Plus subtil, en filigrane du spectacle, est le traitement réservé à la musique. Cette dernière se révèle être pensée sur le modèle de la variation musicale : chaque mise en scène – ou variation scénique – repose sur un thème différent, joué en live par le musicien Simon Aeschlimann. Installé dans un coin de la scène, il soutient l’ensemble du dispositif sonore de la pièce, jouant aussi bien de la guitare que du synthétiseur, avant de se tourner vers son ordinateur pour oser des sons plus électroniques.

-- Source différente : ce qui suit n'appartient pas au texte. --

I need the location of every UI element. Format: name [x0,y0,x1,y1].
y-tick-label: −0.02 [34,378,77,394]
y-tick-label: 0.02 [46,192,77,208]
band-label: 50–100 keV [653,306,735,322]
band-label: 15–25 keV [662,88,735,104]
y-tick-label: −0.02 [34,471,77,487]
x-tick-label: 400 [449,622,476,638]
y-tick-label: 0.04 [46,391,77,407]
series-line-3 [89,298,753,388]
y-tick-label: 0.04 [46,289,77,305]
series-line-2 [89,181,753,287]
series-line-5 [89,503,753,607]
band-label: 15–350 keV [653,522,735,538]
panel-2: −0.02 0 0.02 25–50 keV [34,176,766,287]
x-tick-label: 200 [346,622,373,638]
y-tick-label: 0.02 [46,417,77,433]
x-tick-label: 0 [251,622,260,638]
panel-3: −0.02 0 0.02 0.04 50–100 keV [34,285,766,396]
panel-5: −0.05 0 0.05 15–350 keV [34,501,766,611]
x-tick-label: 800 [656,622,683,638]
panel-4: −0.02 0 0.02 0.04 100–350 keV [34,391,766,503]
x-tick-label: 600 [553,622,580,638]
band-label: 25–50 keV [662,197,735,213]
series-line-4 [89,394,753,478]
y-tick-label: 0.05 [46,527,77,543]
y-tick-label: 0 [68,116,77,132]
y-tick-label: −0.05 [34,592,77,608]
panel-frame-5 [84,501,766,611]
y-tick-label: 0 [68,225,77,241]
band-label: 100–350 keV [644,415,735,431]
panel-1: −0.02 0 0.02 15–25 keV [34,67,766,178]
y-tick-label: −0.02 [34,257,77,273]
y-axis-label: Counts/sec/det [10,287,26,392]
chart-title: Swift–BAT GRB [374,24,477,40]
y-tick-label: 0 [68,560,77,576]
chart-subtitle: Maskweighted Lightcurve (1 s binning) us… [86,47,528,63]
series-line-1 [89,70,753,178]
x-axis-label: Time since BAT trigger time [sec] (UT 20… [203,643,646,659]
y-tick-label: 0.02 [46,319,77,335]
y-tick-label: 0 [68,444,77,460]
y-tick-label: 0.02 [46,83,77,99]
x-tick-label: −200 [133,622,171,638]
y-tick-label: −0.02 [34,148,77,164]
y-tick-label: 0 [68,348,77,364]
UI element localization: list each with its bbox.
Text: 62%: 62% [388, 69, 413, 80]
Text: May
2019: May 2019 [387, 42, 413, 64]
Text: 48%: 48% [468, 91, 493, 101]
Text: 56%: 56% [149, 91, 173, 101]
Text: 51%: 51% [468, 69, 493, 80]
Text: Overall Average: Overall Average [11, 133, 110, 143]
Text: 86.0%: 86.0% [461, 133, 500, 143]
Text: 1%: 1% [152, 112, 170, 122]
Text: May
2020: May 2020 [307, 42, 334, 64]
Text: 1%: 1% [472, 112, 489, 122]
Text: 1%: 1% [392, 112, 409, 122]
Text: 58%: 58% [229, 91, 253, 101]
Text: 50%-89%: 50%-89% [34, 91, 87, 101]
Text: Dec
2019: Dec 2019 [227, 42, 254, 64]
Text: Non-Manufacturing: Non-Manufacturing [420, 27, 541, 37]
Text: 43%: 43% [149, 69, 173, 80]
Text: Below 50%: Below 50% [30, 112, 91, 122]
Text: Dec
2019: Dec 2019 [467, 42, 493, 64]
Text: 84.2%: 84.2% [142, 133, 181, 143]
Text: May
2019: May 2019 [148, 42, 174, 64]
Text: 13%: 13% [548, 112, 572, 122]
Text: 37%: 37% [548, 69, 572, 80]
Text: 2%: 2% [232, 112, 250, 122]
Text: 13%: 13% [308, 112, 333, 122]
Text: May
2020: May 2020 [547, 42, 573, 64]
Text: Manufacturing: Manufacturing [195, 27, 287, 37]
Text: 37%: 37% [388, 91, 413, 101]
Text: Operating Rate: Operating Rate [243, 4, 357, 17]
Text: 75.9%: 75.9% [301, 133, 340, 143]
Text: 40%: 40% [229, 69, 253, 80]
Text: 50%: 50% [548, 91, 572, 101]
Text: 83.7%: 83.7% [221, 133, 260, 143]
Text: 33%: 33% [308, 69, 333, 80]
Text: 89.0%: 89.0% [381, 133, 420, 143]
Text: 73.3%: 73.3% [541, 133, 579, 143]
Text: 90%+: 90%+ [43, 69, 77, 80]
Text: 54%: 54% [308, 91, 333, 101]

À cette multiplicité des genres et des instruments répond, en dernier lieu, la distribution des comédiens. Pour chaque nouvelle mise en scène, le spectacle se dote de nouveaux comédiens, incarnant à leur tour les personnages de la fable. Ces changements fonctionnent par la fluidité de leurs transitions et ne perdent jamais le spectateur dans sa lecture cartographique de la scène et de l’action. L’apport de cette diversité reflète, par ailleurs, la particularité de la Compagnie du Loup : celle d’être transgénérationnelle. C’est avec le souvenir de cette alchimie entre enfants et adultes que les spectateurs quittent le théâtre, préférant retenir la qualité du jeu des comédiens que les différentes mises en scène, frôlant, par moments, l’exercice théâtral.